"Piano-Man": Mysteriöser Fremder am Klavier

"Piano-Man". Seit er an der britischen Küste aufgegriffen wurde, spricht er kein Wort.

LONDON/WIEN. Ein Hollywood-Film könnte nicht spannender sein: Ein Mann um die 30 in einem schwarzen Anzug mit weißem Hemd und Krawatte taucht völlig durchnässt auf der kleinen britischen Insel Sheppey auf. Er wandert ziellos die Küstenstraße entlang, wirkt verängstigt und spricht kein Wort.

Der geheimnisvolle Fremde wird schließlich ins örtliche Krankenhaus gebracht und gibt den Verantwortlichen Rätsel auf. Denn körperlich ist er vollkommen unverletzt.

All das geschah Anfang April. Seither hat der Mann noch immer keinen Ton von sich gegeben. Er hält die Ärzte des psychiatrischen Krankenhauses in Dartford aber durch sein virtuoses Klavierspiel in Atem. Sein Betreuer Michael Camp sagte, dass der Mann nach wie vor sehr verstört sei. "Aber am Klavier erwacht er zum Leben. Es war erstaunlich, als wir ihn zum Klavier in der Kapelle brachten. Er spielte viele Stunden lang, non-stop, bis er kollabierte", sagte Camp. Dabei soll der "Piano-Man", wie er mittlerweile von der britischen Presse genannt wird, Auszüge aus Tschaikowskys "Schwanensee" und Beatles-Songs gespielt haben.
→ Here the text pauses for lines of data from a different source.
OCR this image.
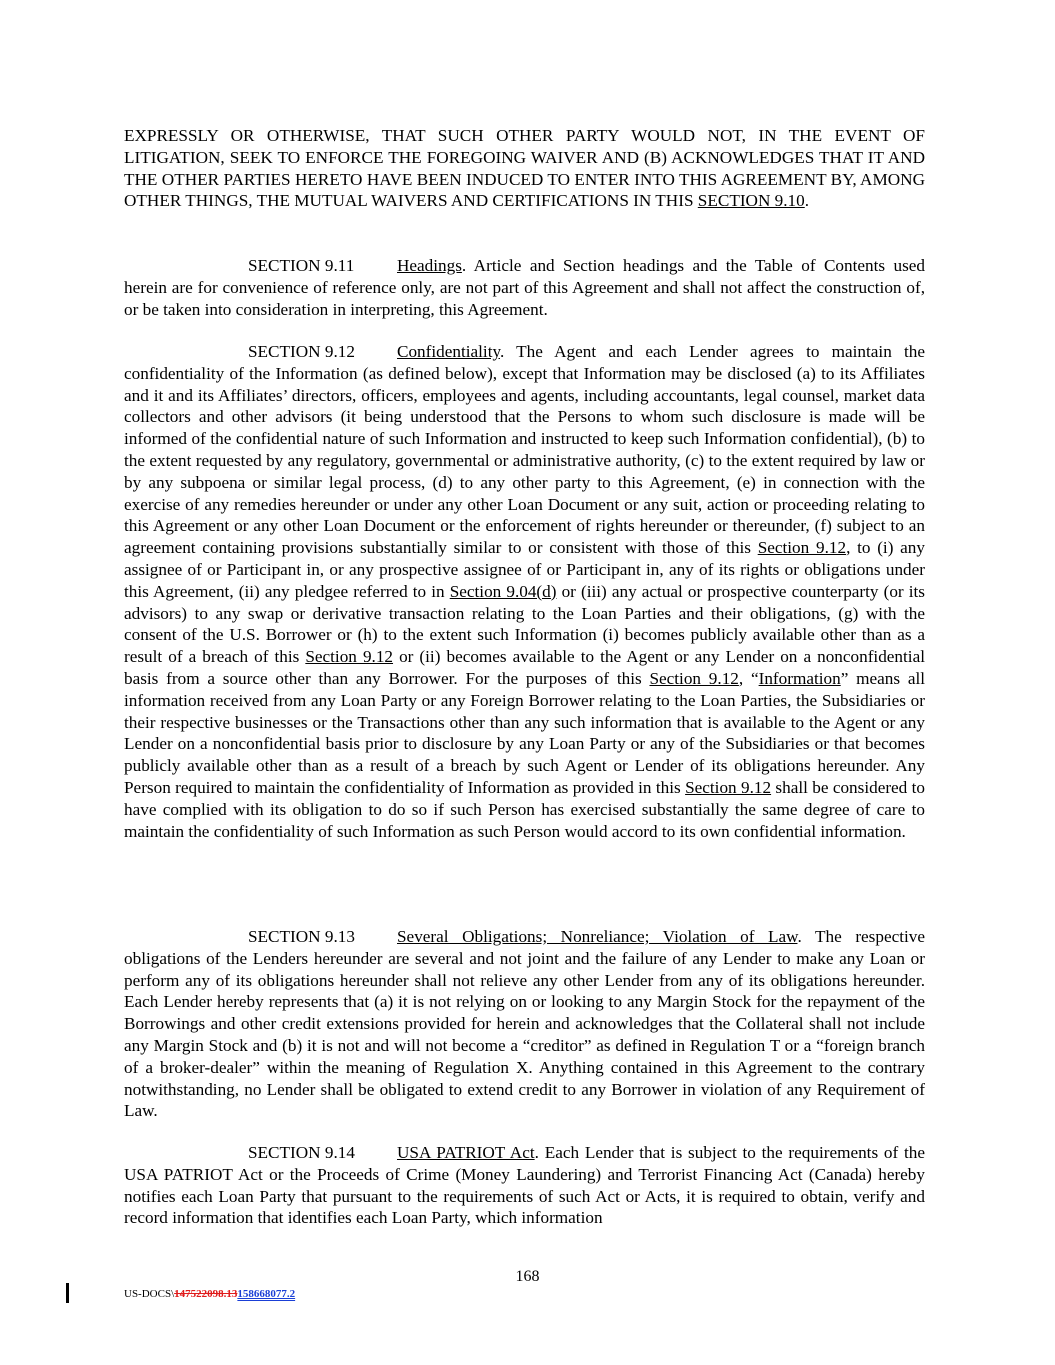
EXPRESSLY OR OTHERWISE, THAT SUCH OTHER PARTY WOULD NOT, IN THE EVENT OF LITIGATION, SEEK TO ENFORCE THE FOREGOING WAIVER AND (B) ACKNOWLEDGES THAT IT AND THE OTHER PARTIES HERETO HAVE BEEN INDUCED TO ENTER INTO THIS AGREEMENT BY, AMONG OTHER THINGS, THE MUTUAL WAIVERS AND CERTIFICATIONS IN THIS SECTION 9.10.

SECTION 9.11 Headings. Article and Section headings and the Table of Contents used herein are for convenience of reference only, are not part of this Agreement and shall not affect the construction of, or be taken into consideration in interpreting, this Agreement.

SECTION 9.12 Confidentiality. The Agent and each Lender agrees to maintain the confidentiality of the Information (as defined below), except that Information may be disclosed (a) to its Affiliates and it and its Affiliates’ directors, officers, employees and agents, including accountants, legal counsel, market data collectors and other advisors (it being understood that the Persons to whom such disclosure is made will be informed of the confidential nature of such Information and instructed to keep such Information confidential), (b) to the extent requested by any regulatory, governmental or administrative authority, (c) to the extent required by law or by any subpoena or similar legal process, (d) to any other party to this Agreement, (e) in connection with the exercise of any remedies hereunder or under any other Loan Document or any suit, action or proceeding relating to this Agreement or any other Loan Document or the enforcement of rights hereunder or thereunder, (f) subject to an agreement containing provisions substantially similar to or consistent with those of this Section 9.12, to (i) any assignee of or Participant in, or any prospective assignee of or Participant in, any of its rights or obligations under this Agreement, (ii) any pledgee referred to in Section 9.04(d) or (iii) any actual or prospective counterparty (or its advisors) to any swap or derivative transaction relating to the Loan Parties and their obligations, (g) with the consent of the U.S. Borrower or (h) to the extent such Information (i) becomes publicly available other than as a result of a breach of this Section 9.12 or (ii) becomes available to the Agent or any Lender on a nonconfidential basis from a source other than any Borrower. For the purposes of this Section 9.12, “Information” means all information received from any Loan Party or any Foreign Borrower relating to the Loan Parties, the Subsidiaries or their respective businesses or the Transactions other than any such information that is available to the Agent or any Lender on a nonconfidential basis prior to disclosure by any Loan Party or any of the Subsidiaries or that becomes publicly available other than as a result of a breach by such Agent or Lender of its obligations hereunder. Any Person required to maintain the confidentiality of Information as provided in this Section 9.12 shall be considered to have complied with its obligation to do so if such Person has exercised substantially the same degree of care to maintain the confidentiality of such Information as such Person would accord to its own confidential information.

SECTION 9.13 Several Obligations; Nonreliance; Violation of Law. The respective obligations of the Lenders hereunder are several and not joint and the failure of any Lender to make any Loan or perform any of its obligations hereunder shall not relieve any other Lender from any of its obligations hereunder. Each Lender hereby represents that (a) it is not relying on or looking to any Margin Stock for the repayment of the Borrowings and other credit extensions provided for herein and acknowledges that the Collateral shall not include any Margin Stock and (b) it is not and will not become a “creditor” as defined in Regulation T or a “foreign branch of a broker-dealer” within the meaning of Regulation X. Anything contained in this Agreement to the contrary notwithstanding, no Lender shall be obligated to extend credit to any Borrower in violation of any Requirement of Law.

SECTION 9.14 USA PATRIOT Act. Each Lender that is subject to the requirements of the USA PATRIOT Act or the Proceeds of Crime (Money Laundering) and Terrorist Financing Act (Canada) hereby notifies each Loan Party that pursuant to the requirements of such Act or Acts, it is required to obtain, verify and record information that identifies each Loan Party, which information

168
US-DOCS\147522098.13158668077.2
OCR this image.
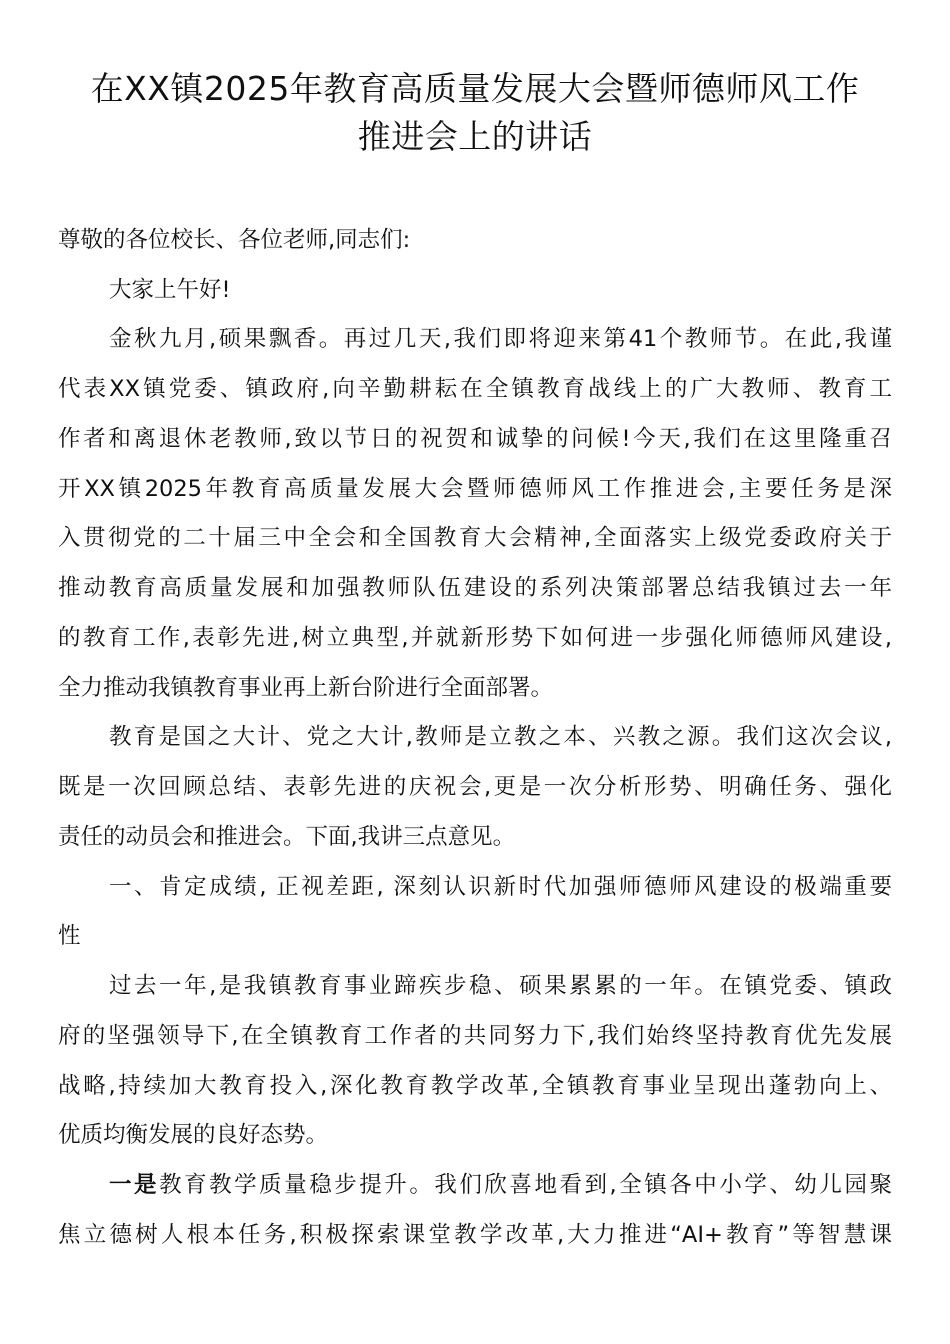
在XX镇2025年教育高质量发展大会暨师德师风工作
推进会上的讲话
尊敬的各位校长、各位老师,同志们:
大家上午好!
金秋九月,硕果飘香。再过几天,我们即将迎来第41个教师节。在此,我谨
代表XX镇党委、镇政府,向辛勤耕耘在全镇教育战线上的广大教师、教育工
作者和离退休老教师,致以节日的祝贺和诚挚的问候!今天,我们在这里隆重召
开XX镇2025年教育高质量发展大会暨师德师风工作推进会,主要任务是深
入贯彻党的二十届三中全会和全国教育大会精神,全面落实上级党委政府关于
推动教育高质量发展和加强教师队伍建设的系列决策部署总结我镇过去一年
的教育工作,表彰先进,树立典型,并就新形势下如何进一步强化师德师风建设,
全力推动我镇教育事业再上新台阶进行全面部署。
教育是国之大计、党之大计,教师是立教之本、兴教之源。我们这次会议,
既是一次回顾总结、表彰先进的庆祝会,更是一次分析形势、明确任务、强化
责任的动员会和推进会。下面,我讲三点意见。
一、肯定成绩, 正视差距, 深刻认识新时代加强师德师风建设的极端重要
性
过去一年,是我镇教育事业蹄疾步稳、硕果累累的一年。在镇党委、镇政
府的坚强领导下,在全镇教育工作者的共同努力下,我们始终坚持教育优先发展
战略,持续加大教育投入,深化教育教学改革,全镇教育事业呈现出蓬勃向上、
优质均衡发展的良好态势。
一是教育教学质量稳步提升。我们欣喜地看到,全镇各中小学、幼儿园聚
焦立德树人根本任务,积极探索课堂教学改革,大力推进“AI+教育”等智慧课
Camp sagte auch, dass der Mann lediglich beim Ertönen von Musik Reaktionen zeige, ansonsten blieb er aber völlig stumm.

Die britische Polizei arbeitet fieberhaft an der Klärung der Identität des Mannes. Seine Kleidung liefert wenig Aufschluss, denn aus dem Anzug waren sämtliche Etiketten entfernt worden. Ebenso brachten zwei Zeichnungen, die der Fremde im Krankenhaus anfertigte - eine schwedische Flagge und ein Konzertflügel - wenig Neues. Zu Pfingsten veröffentlichten Ermittler schließlich ein Foto des Mannes, woraufhin sich mehr als 400 Anrufer meldeten.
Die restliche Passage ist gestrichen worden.